J’accorde à la parole un statut important : parler transforme — un individu, un groupe, un territoire.
5. Je laisse émerger avant de structurer
Ma manière de faire :
- Je recueille ce qui vient.
- Je laisse émerger les lignes de force.
- Je nomme après coup, une fois que j’ai entendu.
Dans un diagnostic par le bas, ce sont les habitants qui font émerger les sujets.
Dans les Apéros Politiques, chaque thématique ouvre un espace où les personnes parlent d’elles et de ce que le sujet du jour réveille dans leur histoire. L’important vient de ces résonances intimes, de ces parcours qui se dévoilent et de la manière dont chacun se laisse traverser par la question proposée. Dans le séminaire, les axes de travail naissent de la parole et du vécu.
En individuel, ce sont les associations, les rêves, les affects qui tracent le chemin. Je ne force rien. Je fais confiance à ce qui se cherche.
6. Je contribue à fabriquer du commun à partir du singulier
Je ne cherche pas le consensus. Je cherche un commun vivant, qui accepte les différences et les contradictions. Ce commun se forme :
- quand des expériences résonnent entre elles,
- quand une parole en ouvre une autre,
- quand des trajectoires différentes éclairent un même point,
- quand les divergences deviennent une matière de travail.
Pour moi, faire commun, c’est permettre à des subjectivités distinctes de cheminer ensemble sans se nier.
7. Je produis des traces fidèles et utilisables
Dans chacun de mes projets, je produis une trace :
- verbatim structuré,
- fil rouge,
- synthèse lisible.
Je ne reformate pas la parole pour la lisser. Je la rends accessibles, sans la trahir. Ces traces servent à :
- garder mémoire,
- soutenir la réflexion,
- appuyer des décisions politiques ou institutionnelles,
- outiller les personnes concernées,
- préparer la suite du travail.
En entretien individuel, la trace n’est pas écrite mais elle existe sous forme de mise en sens après coup, quand quelque chose s’organise et devient dicible.
8. J’articule le psychique, le social et le politique
J’avance toujours avec l’idée que :
- quelque chose parle du sujet,
- quelque chose parle du territoire,
- quelque chose parle du social,
- quelque chose parle du politique.
Dans les diagnostics : les habitants décrivent leur quotidien et leurs conditions de vie. Dans les Apéros : la politique prend sens à partir du vécu. Dans le séminaire : le psychique se déploie toujours en lien avec le social, la famille, le travail, les institutions.

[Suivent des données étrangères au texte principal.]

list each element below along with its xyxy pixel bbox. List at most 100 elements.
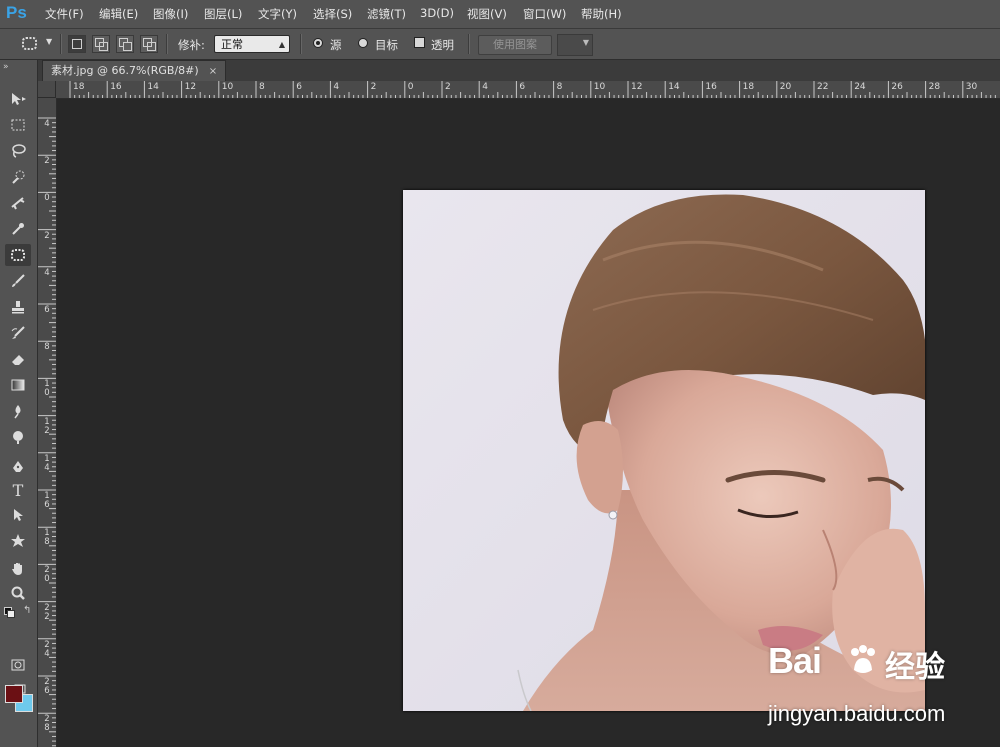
document-tab[interactable]: 素材.jpg @ 66.7%(RGB/8#) × bbox=[42, 60, 227, 81]
watermark-jingyan: 经验 bbox=[885, 650, 945, 685]
menu-3d[interactable]: 3D(D) bbox=[420, 6, 454, 20]
foreground-color-swatch[interactable] bbox=[5, 685, 23, 703]
ruler-label: 0 bbox=[407, 82, 414, 92]
menu-select[interactable]: 选择(S) bbox=[313, 6, 352, 22]
add-selection-button[interactable] bbox=[92, 35, 110, 53]
target-radio[interactable] bbox=[358, 38, 368, 48]
ruler-label: 10 bbox=[221, 82, 234, 92]
intersect-selection-button[interactable] bbox=[140, 35, 158, 53]
new-selection-button[interactable] bbox=[68, 35, 86, 53]
use-pattern-button[interactable]: 使用图案 bbox=[478, 35, 552, 55]
horizontal-ruler[interactable]: 18 16 14 12 10 8 6 4 2 0 2 4 6 8 10 12 14 16 18 20 22 24 26 28 3… bbox=[56, 81, 1000, 99]
patch-tool-icon[interactable] bbox=[5, 244, 31, 266]
marquee-tool-icon[interactable] bbox=[5, 114, 31, 136]
eraser-tool-icon[interactable] bbox=[5, 348, 31, 370]
lasso-tool-icon[interactable] bbox=[5, 140, 31, 162]
close-icon[interactable]: × bbox=[209, 66, 217, 77]
ruler-label: 18 bbox=[73, 82, 85, 92]
select-arrows-icon: ▲ bbox=[278, 40, 285, 49]
ruler-label: 2 8 bbox=[44, 714, 50, 734]
brush-tool-icon[interactable] bbox=[5, 270, 31, 292]
path-select-tool-icon[interactable] bbox=[5, 504, 31, 526]
menu-layer[interactable]: 图层(L) bbox=[204, 6, 242, 22]
eyedropper-tool-icon[interactable] bbox=[5, 218, 31, 240]
ruler-label: 0 bbox=[44, 193, 50, 204]
menu-file[interactable]: 文件(F) bbox=[45, 6, 84, 22]
document-tab-bar: 素材.jpg @ 66.7%(RGB/8#) × bbox=[38, 60, 1000, 81]
divider bbox=[300, 34, 302, 54]
hand-tool-icon[interactable] bbox=[5, 558, 31, 580]
menu-edit[interactable]: 编辑(E) bbox=[99, 6, 138, 22]
ruler-label: 14 bbox=[147, 82, 159, 92]
ruler-label: 4 bbox=[44, 267, 50, 278]
menu-help[interactable]: 帮助(H) bbox=[581, 6, 622, 22]
ruler-label: 4 bbox=[44, 119, 50, 129]
portrait-photo[interactable] bbox=[403, 190, 925, 711]
pattern-picker[interactable]: ▼ bbox=[557, 34, 593, 56]
ruler-label: 28 bbox=[928, 82, 941, 92]
menu-view[interactable]: 视图(V) bbox=[467, 6, 507, 22]
ruler-label: 2 bbox=[44, 156, 50, 167]
default-colors-icon[interactable] bbox=[4, 607, 15, 618]
ruler-label: 18 bbox=[742, 82, 755, 92]
ruler-label: 8 bbox=[44, 342, 50, 353]
ruler-label: 1 0 bbox=[44, 379, 50, 399]
transparent-checkbox[interactable] bbox=[414, 37, 425, 48]
ruler-label: 2 bbox=[370, 82, 377, 92]
dodge-tool-icon[interactable] bbox=[5, 426, 31, 448]
zoom-tool-icon[interactable] bbox=[5, 582, 31, 604]
clone-stamp-tool-icon[interactable] bbox=[5, 296, 31, 318]
ruler-label: 6 bbox=[296, 82, 302, 92]
menu-bar: Ps 文件(F) 编辑(E) 图像(I) 图层(L) 文字(Y) 选择(S) 滤… bbox=[0, 0, 1000, 29]
document-tab-title: 素材.jpg @ 66.7%(RGB/8#) bbox=[51, 64, 199, 77]
target-radio-label: 目标 bbox=[375, 38, 398, 52]
ruler-label: 6 bbox=[44, 305, 50, 315]
photoshop-logo: Ps bbox=[6, 3, 27, 22]
shape-tool-icon[interactable] bbox=[5, 530, 31, 552]
tool-preset-picker[interactable]: ▼ bbox=[20, 35, 54, 53]
toolbox: » T ↰ bbox=[0, 60, 38, 747]
collapse-icon[interactable]: » bbox=[3, 62, 9, 72]
subtract-selection-button[interactable] bbox=[116, 35, 134, 53]
paw-icon bbox=[851, 645, 875, 673]
history-brush-tool-icon[interactable] bbox=[5, 322, 31, 344]
ruler-label: 30 bbox=[965, 82, 978, 92]
patch-mode-select[interactable]: 正常 ▲ bbox=[214, 35, 290, 53]
gradient-tool-icon[interactable] bbox=[5, 374, 31, 396]
crop-tool-icon[interactable] bbox=[5, 192, 31, 214]
divider bbox=[166, 34, 168, 54]
menu-type[interactable]: 文字(Y) bbox=[258, 6, 297, 22]
pen-tool-icon[interactable] bbox=[5, 456, 31, 478]
divider bbox=[468, 34, 470, 54]
vertical-ruler[interactable]: 4 2 0 2 4 6 8 1 0 1 2 1 4 1 6 1 8 2 0 2 2 2 4 2 6 2 8 bbox=[38, 98, 57, 747]
type-tool-icon[interactable]: T bbox=[5, 480, 31, 502]
ruler-label: 1 2 bbox=[44, 416, 50, 436]
baidu-jingyan-watermark: Bai 经验 jingyan.baidu.com bbox=[768, 640, 998, 730]
patch-label: 修补: bbox=[178, 38, 205, 52]
watermark-brand: Bai bbox=[768, 640, 822, 681]
ruler-label: 2 6 bbox=[44, 677, 50, 696]
source-radio[interactable] bbox=[313, 38, 323, 48]
ruler-label: 24 bbox=[854, 82, 866, 92]
ruler-label: 16 bbox=[110, 82, 122, 92]
quick-select-tool-icon[interactable] bbox=[5, 166, 31, 188]
ruler-label: 10 bbox=[593, 82, 606, 92]
ruler-label: 2 bbox=[44, 230, 50, 241]
divider bbox=[60, 34, 62, 54]
swap-colors-icon[interactable]: ↰ bbox=[23, 605, 31, 616]
quick-mask-icon[interactable] bbox=[5, 654, 31, 676]
ruler-label: 26 bbox=[891, 82, 903, 92]
ruler-label: 1 8 bbox=[44, 528, 50, 548]
menu-window[interactable]: 窗口(W) bbox=[523, 6, 566, 22]
blur-tool-icon[interactable] bbox=[5, 400, 31, 422]
ruler-label: 2 bbox=[445, 82, 451, 92]
ruler-origin[interactable] bbox=[38, 81, 56, 98]
transparent-label: 透明 bbox=[431, 38, 454, 52]
ruler-label: 8 bbox=[259, 82, 265, 92]
source-radio-label: 源 bbox=[330, 38, 342, 52]
ruler-label: 1 4 bbox=[44, 453, 50, 473]
menu-filter[interactable]: 滤镜(T) bbox=[367, 6, 406, 22]
menu-image[interactable]: 图像(I) bbox=[153, 6, 188, 22]
chevron-down-icon: ▼ bbox=[582, 38, 589, 47]
move-tool-icon[interactable] bbox=[5, 88, 31, 110]
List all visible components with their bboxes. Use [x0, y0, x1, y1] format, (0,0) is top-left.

En individuel : le symptôme, le rêve, la croyance se situent dans une histoire et un contexte.
Pour moi, parler de soi, c’est déjà une manière de faire de la politique.
9. Ma méthode : un geste plus qu’une technique
Je n’applique pas une technique. Je pratique un geste :
- être présente,
- tenir un cadre simple mais solide,
- me retirer juste assez pour laisser de la place,
- accompagner sans diriger,
- faire confiance à la parole et au processus,
- accueillir sans disqualifier.
Ce geste reste le même, quel que soit le contexte.
10. Et dans les entretiens individuels ?
J’accompagne aussi en individuel, dans une démarche de psychanalyse libre et située. Et là encore, je m’appuie sur la même méthode que dans mes actions collectives.
En individuel :
- Je pars d’un trouble, d’un rêve, d’un affect, d’une question intime.
- Je crée un espace sécurisant où la personne peut parler sans retenue.
- Je laisse émerger ce qui se cherche, sans grille préétablie.
- Je travaille à partir de la parole, des associations, des images, des déplacements intérieurs.
- Je mets la personne au centre, pas l’interprétation ni la théorie.
- J’articule ce qui se joue psychiquement avec ce qui se joue socialement et politiquement.
- Je produis une mise en sens après coup, fidèle à ce qui s’est dit et vécu.
Que je sois face à un individu ou à un groupe, ma méthode reste la même : créer les conditions d’une parole vraie et accompagner le mouvement qu’elle ouvre.
En résumé
Ma manière de travailler tient sur trois piliers :
- Créer les conditions d’une parole vraie
(sécurité, horizontalité, cadre clair). - Accueillir ce qui émerge sans forcer
(écoute, temps, sensibilité aux signaux faibles). - Transformer cette parole en commun partageable
(traces, synthèses, déplacements subjectifs et collectifs).
C’est ce fil qui relie l’ensemble de mon travail.